A 24v supply.... two boxes a 24v lamp some banana plug leads and 500m of cable on a reel....
class demonstration -
hooks up a light, it lights.... so he says he want to light the other side of the school....
uses the 500m of cable connects up and the bulb lights but dim... resistance of the cable
so he gets out the two boxes, connects them up one at the 24v supply one at the bulb and the cable reel inbetween...

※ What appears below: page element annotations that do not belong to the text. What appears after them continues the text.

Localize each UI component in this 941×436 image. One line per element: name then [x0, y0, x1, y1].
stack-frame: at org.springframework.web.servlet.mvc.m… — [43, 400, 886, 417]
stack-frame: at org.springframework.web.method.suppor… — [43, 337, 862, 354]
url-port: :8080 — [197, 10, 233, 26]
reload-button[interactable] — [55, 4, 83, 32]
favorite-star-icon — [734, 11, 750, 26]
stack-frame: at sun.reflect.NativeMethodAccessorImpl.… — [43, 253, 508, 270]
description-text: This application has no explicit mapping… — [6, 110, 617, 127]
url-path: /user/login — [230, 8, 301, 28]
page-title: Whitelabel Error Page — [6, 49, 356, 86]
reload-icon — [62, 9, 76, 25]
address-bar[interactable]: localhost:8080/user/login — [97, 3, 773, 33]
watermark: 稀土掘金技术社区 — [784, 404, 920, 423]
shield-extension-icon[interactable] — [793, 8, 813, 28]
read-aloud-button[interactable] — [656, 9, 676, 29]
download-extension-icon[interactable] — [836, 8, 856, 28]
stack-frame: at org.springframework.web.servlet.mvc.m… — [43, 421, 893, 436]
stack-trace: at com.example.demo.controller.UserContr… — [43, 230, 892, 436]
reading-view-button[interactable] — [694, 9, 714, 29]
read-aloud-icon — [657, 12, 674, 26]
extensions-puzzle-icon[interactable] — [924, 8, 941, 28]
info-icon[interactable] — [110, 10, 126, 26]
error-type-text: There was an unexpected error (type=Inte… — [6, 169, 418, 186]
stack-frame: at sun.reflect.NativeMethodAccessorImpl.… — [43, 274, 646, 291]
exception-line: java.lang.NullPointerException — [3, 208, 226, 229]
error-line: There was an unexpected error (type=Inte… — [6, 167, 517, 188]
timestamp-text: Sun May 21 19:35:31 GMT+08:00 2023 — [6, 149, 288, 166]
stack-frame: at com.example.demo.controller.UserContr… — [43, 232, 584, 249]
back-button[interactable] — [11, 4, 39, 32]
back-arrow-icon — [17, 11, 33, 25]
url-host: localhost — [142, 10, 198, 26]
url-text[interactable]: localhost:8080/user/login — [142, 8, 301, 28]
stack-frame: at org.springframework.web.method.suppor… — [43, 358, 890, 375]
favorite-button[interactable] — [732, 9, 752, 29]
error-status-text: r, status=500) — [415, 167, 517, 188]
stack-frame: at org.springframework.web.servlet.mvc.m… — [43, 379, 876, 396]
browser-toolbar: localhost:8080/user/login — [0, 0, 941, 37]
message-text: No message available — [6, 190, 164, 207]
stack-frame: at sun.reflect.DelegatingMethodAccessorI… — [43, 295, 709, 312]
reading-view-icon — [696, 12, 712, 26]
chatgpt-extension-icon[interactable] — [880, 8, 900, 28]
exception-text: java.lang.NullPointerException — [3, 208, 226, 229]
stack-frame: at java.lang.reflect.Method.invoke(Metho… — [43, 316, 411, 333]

turned it on lamp at full brightness again. trickery indeed. and it got me interested...
Ah the joys of learning
A 24v supply.... two boxes a 24v lamp some banana plug leads and 500m of cable on a reel....
class demonstration -
hooks up a light, it lights.... so he says he want to light the other side of the school....
uses the 500m of cable connects up and the bulb lights but dim... resistance of the cable
so he gets out the two boxes, connects them up one at the 24v supply one at the bulb and the cable reel inbetween...
turned it on lamp at full brightness again. trickery indeed. and it got me interested...
Ah the joys of learning
Transformers - to do with power loss - I saw a similar experiment many MANY years ago (very early 1980s) when I was at my future secondary school for an open evening thingy, might even have been a parents evening and it was the Physics lab doing stuff to fill the gaps in-between appointments - can't remember.
Anyway - if I remember my basic physics - ramp up the voltage, lower the current - same power (P=VI) but Watts (loss) is I^2R so a lower current will result in a lower loss, hence lights stay bright as the same (or slightly reduced) power gets to the other end due to the higher voltage (or something like that...)
Edited to add - AC of course, not DC. If it's 24V DC then I give up!
Anyway - if I remember my basic physics - ramp up the voltage, lower the current - same power (P=VI) but Watts (loss) is I^2R so a lower current will result in a lower loss, hence lights stay bright as the same (or slightly reduced) power gets to the other end due to the higher voltage (or something like that...)
Edited to add - AC of course, not DC. If it's 24V DC then I give up!